В своем заявлении Бухарин впервые связал накопление хозяйственных ошибок, ввергших страну в крайне тяжёлое экономическое положение, с невыносимым партийным режимом, при котором коренные хозяйственные вопросы «держатся под спудом. Вот почему вся партия их обсуждает, но „про себя“, по два, по три человека. Вот почему у членов партии создалась тоже двойная линия: один счёт — „для души“, другой — „для себя“. Посещение собраний, единодушное голосование, принятые официальные формулы становятся ритуалом, необходимой партийной церемонией» [198]. Утвердившийся в ВКП(б) командный стиль руководства господствует и в Коминтерне, где к братским партиям вместо убеждения применяются методы окрика, ведущие к отколам инакомыслящих. Все эти обвинения Бухарина сталинцы встречали возгласами: «Где ты это списал, у кого? У Троцкого!» [199]

Действительно, Бухарин незаметно для себя почти дословно повторял «троцкистскую» критику партийного и коминтерновского режима.
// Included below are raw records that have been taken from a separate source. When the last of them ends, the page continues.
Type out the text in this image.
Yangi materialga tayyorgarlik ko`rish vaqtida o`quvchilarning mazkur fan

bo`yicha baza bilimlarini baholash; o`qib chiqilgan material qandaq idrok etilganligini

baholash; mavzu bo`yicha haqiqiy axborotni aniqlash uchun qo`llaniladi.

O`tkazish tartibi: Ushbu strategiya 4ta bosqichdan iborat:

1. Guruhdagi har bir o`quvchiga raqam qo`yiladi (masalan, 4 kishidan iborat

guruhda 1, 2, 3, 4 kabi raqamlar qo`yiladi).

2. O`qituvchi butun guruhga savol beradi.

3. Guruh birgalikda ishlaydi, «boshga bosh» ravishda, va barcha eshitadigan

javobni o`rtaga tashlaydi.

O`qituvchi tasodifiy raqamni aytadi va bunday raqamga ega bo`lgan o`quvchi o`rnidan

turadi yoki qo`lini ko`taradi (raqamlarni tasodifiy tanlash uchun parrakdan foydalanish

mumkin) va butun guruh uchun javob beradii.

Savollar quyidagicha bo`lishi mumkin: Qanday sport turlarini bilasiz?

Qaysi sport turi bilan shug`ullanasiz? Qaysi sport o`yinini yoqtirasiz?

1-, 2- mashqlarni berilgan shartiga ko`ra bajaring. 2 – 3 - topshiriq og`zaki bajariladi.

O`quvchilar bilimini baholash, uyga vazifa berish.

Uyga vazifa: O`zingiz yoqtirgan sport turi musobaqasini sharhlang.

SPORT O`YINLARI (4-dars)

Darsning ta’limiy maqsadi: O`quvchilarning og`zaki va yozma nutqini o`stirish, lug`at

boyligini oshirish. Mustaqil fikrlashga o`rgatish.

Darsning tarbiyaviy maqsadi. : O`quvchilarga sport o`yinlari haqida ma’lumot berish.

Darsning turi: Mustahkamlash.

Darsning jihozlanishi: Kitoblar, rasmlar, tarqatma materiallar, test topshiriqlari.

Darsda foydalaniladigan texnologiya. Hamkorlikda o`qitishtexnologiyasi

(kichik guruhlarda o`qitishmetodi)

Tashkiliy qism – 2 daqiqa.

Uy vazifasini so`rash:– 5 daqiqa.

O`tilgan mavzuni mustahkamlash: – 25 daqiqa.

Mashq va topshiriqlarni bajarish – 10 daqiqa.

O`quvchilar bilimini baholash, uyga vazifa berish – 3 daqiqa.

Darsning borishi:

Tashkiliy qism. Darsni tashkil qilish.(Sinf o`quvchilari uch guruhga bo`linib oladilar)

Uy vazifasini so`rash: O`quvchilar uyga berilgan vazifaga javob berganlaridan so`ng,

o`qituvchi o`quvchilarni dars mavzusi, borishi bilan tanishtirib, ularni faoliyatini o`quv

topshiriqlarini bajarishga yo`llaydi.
Однако при этом он настойчиво твердил, что никто не загонит его на путь фракции, что он выступает лишь за прекращение борьбы и нахождение общего языка в Политбюро, возвращение от «маленькой политики» к большой политике, которая в кризисные ситуации «говорит рабочему классу правду о положении, ставит ставку на массы…» [200].
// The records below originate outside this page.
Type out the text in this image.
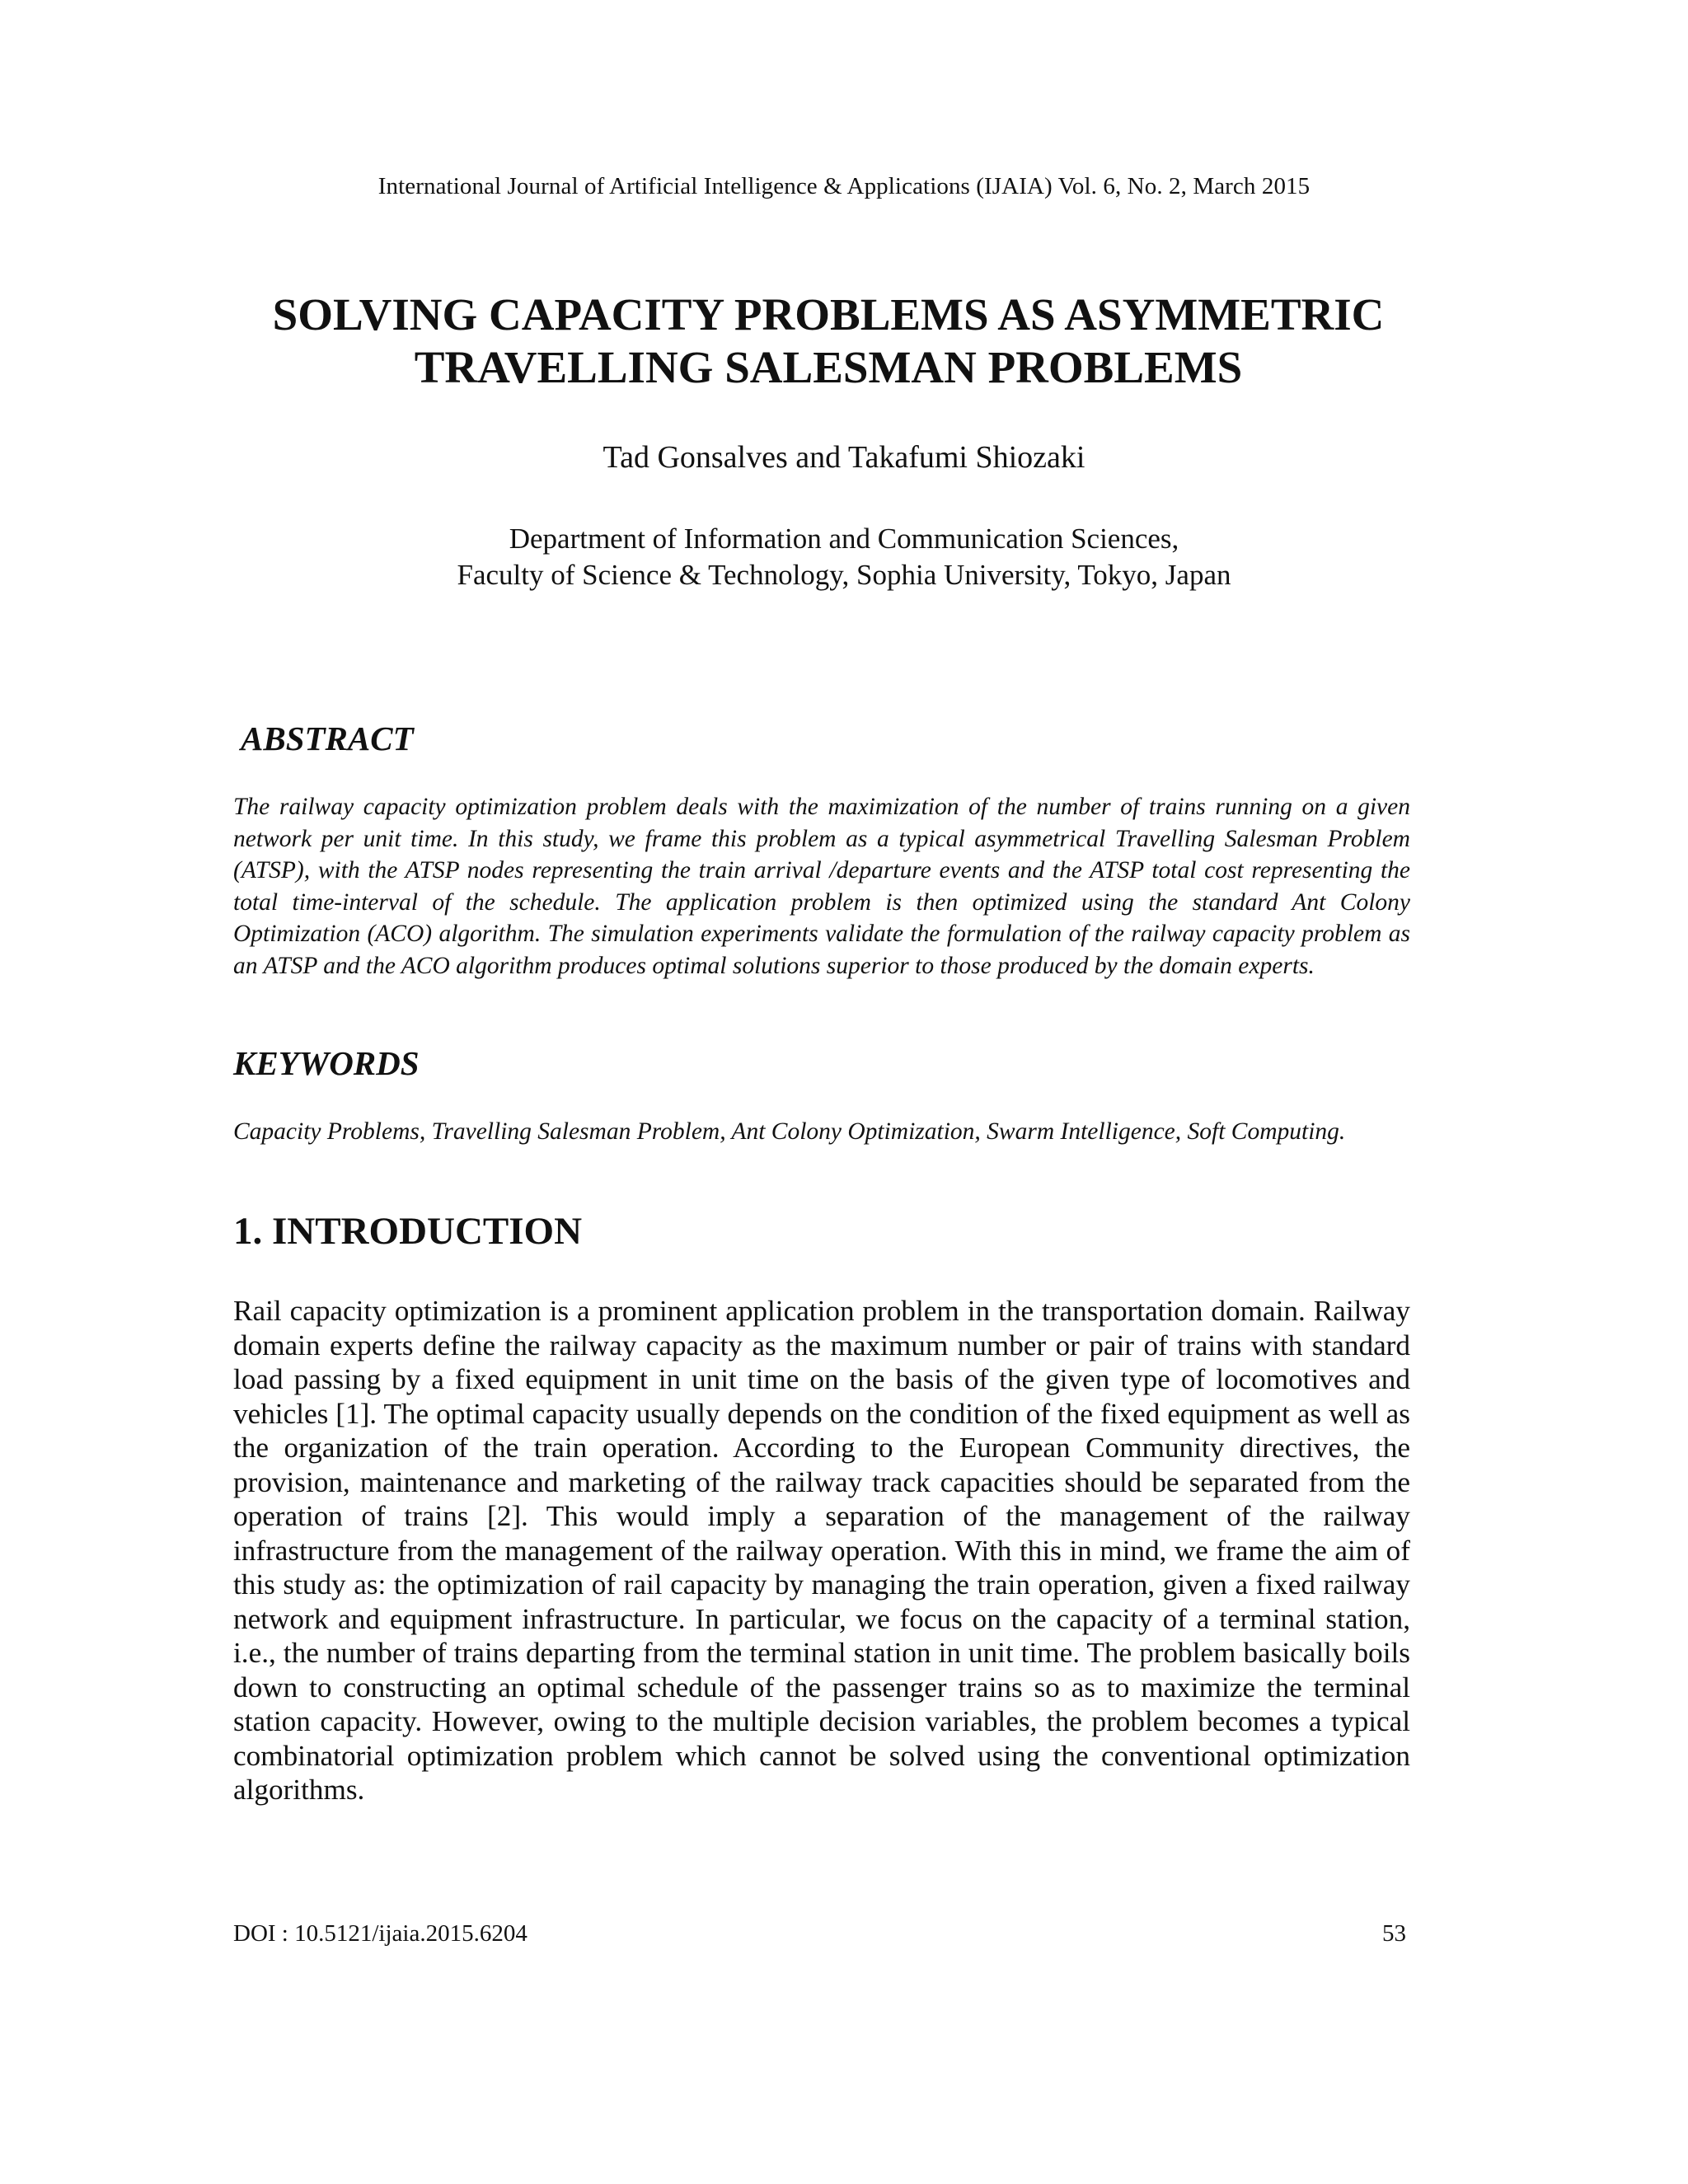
International Journal of Artificial Intelligence & Applications (IJAIA) Vol. 6, No. 2, March 2015
SOLVING CAPACITY PROBLEMS AS ASYMMETRIC
TRAVELLING SALESMAN PROBLEMS
Tad Gonsalves and Takafumi Shiozaki
Department of Information and Communication Sciences,
Faculty of Science & Technology, Sophia University, Tokyo, Japan
ABSTRACT
The railway capacity optimization problem deals with the maximization of the number of trains running on a given network per unit time. In this study, we frame this problem as a typical asymmetrical Travelling Salesman Problem (ATSP), with the ATSP nodes representing the train arrival /departure events and the ATSP total cost representing the total time-interval of the schedule. The application problem is then optimized using the standard Ant Colony Optimization (ACO) algorithm. The simulation experiments validate the formulation of the railway capacity problem as an ATSP and the ACO algorithm produces optimal solutions superior to those produced by the domain experts.
KEYWORDS
Capacity Problems, Travelling Salesman Problem, Ant Colony Optimization, Swarm Intelligence, Soft Computing.
1. INTRODUCTION
Rail capacity optimization is a prominent application problem in the transportation domain. Railway domain experts define the railway capacity as the maximum number or pair of trains with standard load passing by a fixed equipment in unit time on the basis of the given type of locomotives and vehicles [1]. The optimal capacity usually depends on the condition of the fixed equipment as well as the organization of the train operation. According to the European Community directives, the provision, maintenance and marketing of the railway track capacities should be separated from the operation of trains [2]. This would imply a separation of the management of the railway infrastructure from the management of the railway operation. With this in mind, we frame the aim of this study as: the optimization of rail capacity by managing the train operation, given a fixed railway network and equipment infrastructure. In particular, we focus on the capacity of a terminal station, i.e., the number of trains departing from the terminal station in unit time. The problem basically boils down to constructing an optimal schedule of the passenger trains so as to maximize the terminal station capacity. However, owing to the multiple decision variables, the problem becomes a typical combinatorial optimization problem which cannot be solved using the conventional optimization algorithms.
DOI : 10.5121/ijaia.2015.6204	53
Сложность ситуации, в которой оказался Бухарин, усугублялась тем, что ему пришлось давать объяснения в связи с главным обвинением в его адрес — в попытке организации «блока с троцкистами против партии и её ЦК». После «обмена мнениями» на заседании Политбюро и Президиума ЦКК была создана комиссия во главе с Орджоникидзе для рассмотрения заявления Бухарина и вопроса о его переговорах с Каменевым. Комиссия предложила «компромисс»: Бухарин должен был осудить свои переговоры с Каменевым и признать, что его обвинения в адрес большинства Политбюро «сказаны им сгоряча, в пылу полемики»; в обмен на это все документы, связанные с «Записью» Каменева, и стенограммы речей, сказанных на заседании, будут «изъяты из употребления», а Бухарину будут обеспечены «все те условия, которые необходимы для его нормальной работы на постах ответственного редактора „Правды“ и секретаря ИККИ» [201]. Это предложение Бухарин, Рыков и Томский отклонили, заявив, что не могут изменить свои взгляды, а поэтому прекращают борьбу и подают в отставку.
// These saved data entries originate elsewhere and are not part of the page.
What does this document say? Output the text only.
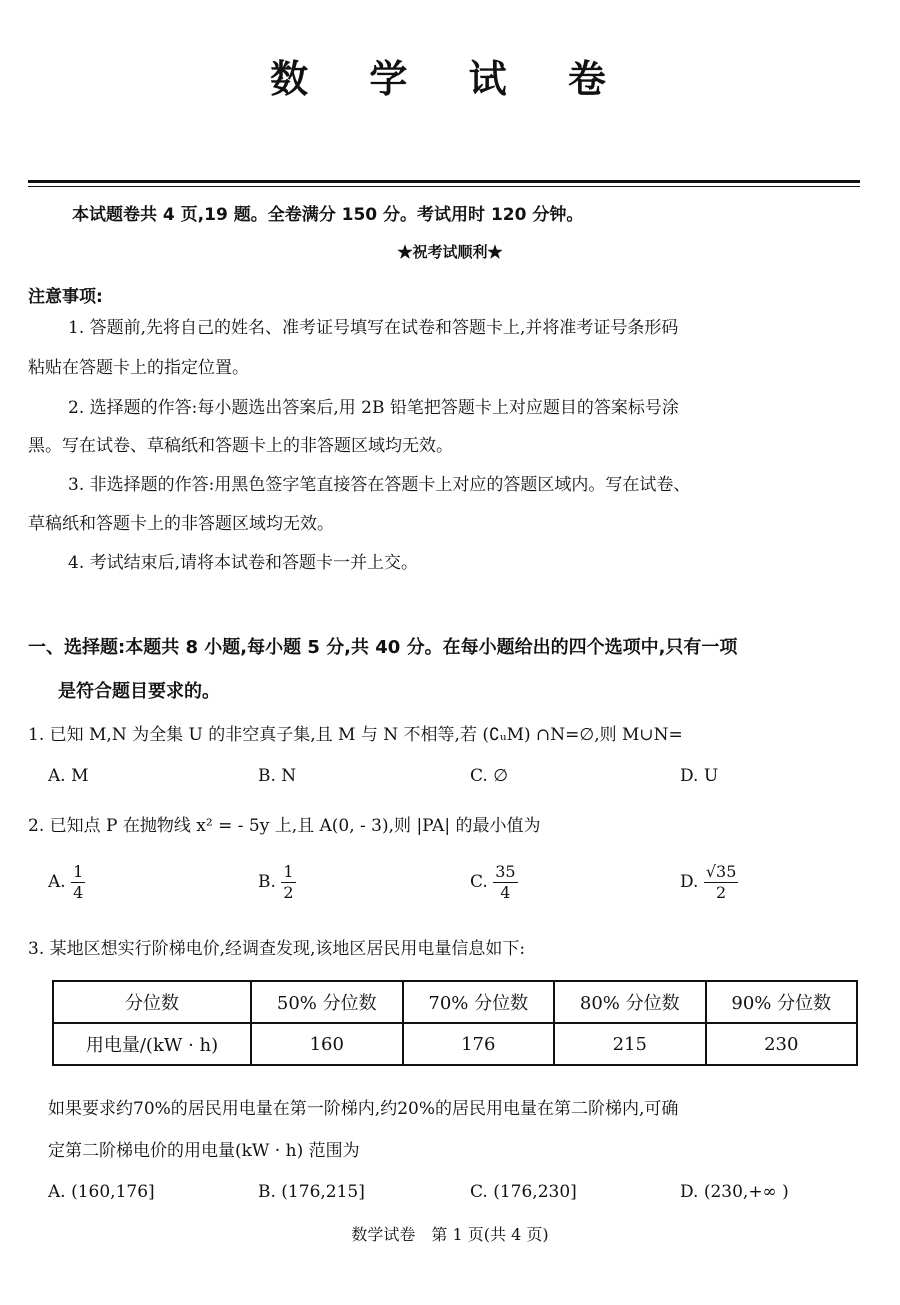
数 学 试 卷
本试题卷共 4 页,19 题。全卷满分 150 分。考试用时 120 分钟。
★祝考试顺利★
注意事项:
1. 答题前,先将自己的姓名、准考证号填写在试卷和答题卡上,并将准考证号条形码
粘贴在答题卡上的指定位置。
2. 选择题的作答:每小题选出答案后,用 2B 铅笔把答题卡上对应题目的答案标号涂
黑。写在试卷、草稿纸和答题卡上的非答题区域均无效。
3. 非选择题的作答:用黑色签字笔直接答在答题卡上对应的答题区域内。写在试卷、
草稿纸和答题卡上的非答题区域均无效。
4. 考试结束后,请将本试卷和答题卡一并上交。
一、选择题:本题共 8 小题,每小题 5 分,共 40 分。在每小题给出的四个选项中,只有一项
是符合题目要求的。
1. 已知 M,N 为全集 U 的非空真子集,且 M 与 N 不相等,若 (∁ᵤM) ∩N=∅,则 M∪N=
A. M	B. N	C. ∅	D. U
2. 已知点 P 在抛物线 x² = - 5y 上,且 A(0, - 3),则 |PA| 的最小值为
A. $\frac{1}{4}$	B. $\frac{1}{2}$	C. $\frac{35}{4}$	D. $\frac{√35}{2}$
3. 某地区想实行阶梯电价,经调查发现,该地区居民用电量信息如下:
分位数	50% 分位数	70% 分位数	80% 分位数	90% 分位数
用电量/(kW · h)	160	176	215	230
如果要求约70%的居民用电量在第一阶梯内,约20%的居民用电量在第二阶梯内,可确
定第二阶梯电价的用电量(kW · h) 范围为
A. (160,176]	B. (176,215]	C. (176,230]	D. (230,+∞ )
数学试卷　第 1 页(共 4 页)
На следующем заседании Политбюро и Президиума ЦКК, состоявшемся 9 февраля, «тройка» представила свое совместное заявление. В ней она расценивала подготовленный комиссией проект резолюции, воспроизводящий сталинские оценки её взглядов и поведения, как попытку отсечь её от руководства и политически уничтожить. Отвергая обвинение в фракционности, Бухарин, Рыков и Томский заявляли, что никогда не выступали против решений ЦК, а боролись лишь против искажения сталинской группой этих решений в духе «чрезвычайщины». Они протестовали против того, чтобы «единолично решались вопросы партийного руководства», чтобы Сталин и партия рассматривались как «равновеликие величины», а любая критика Сталина расценивалась как выступление против партии и ЦК.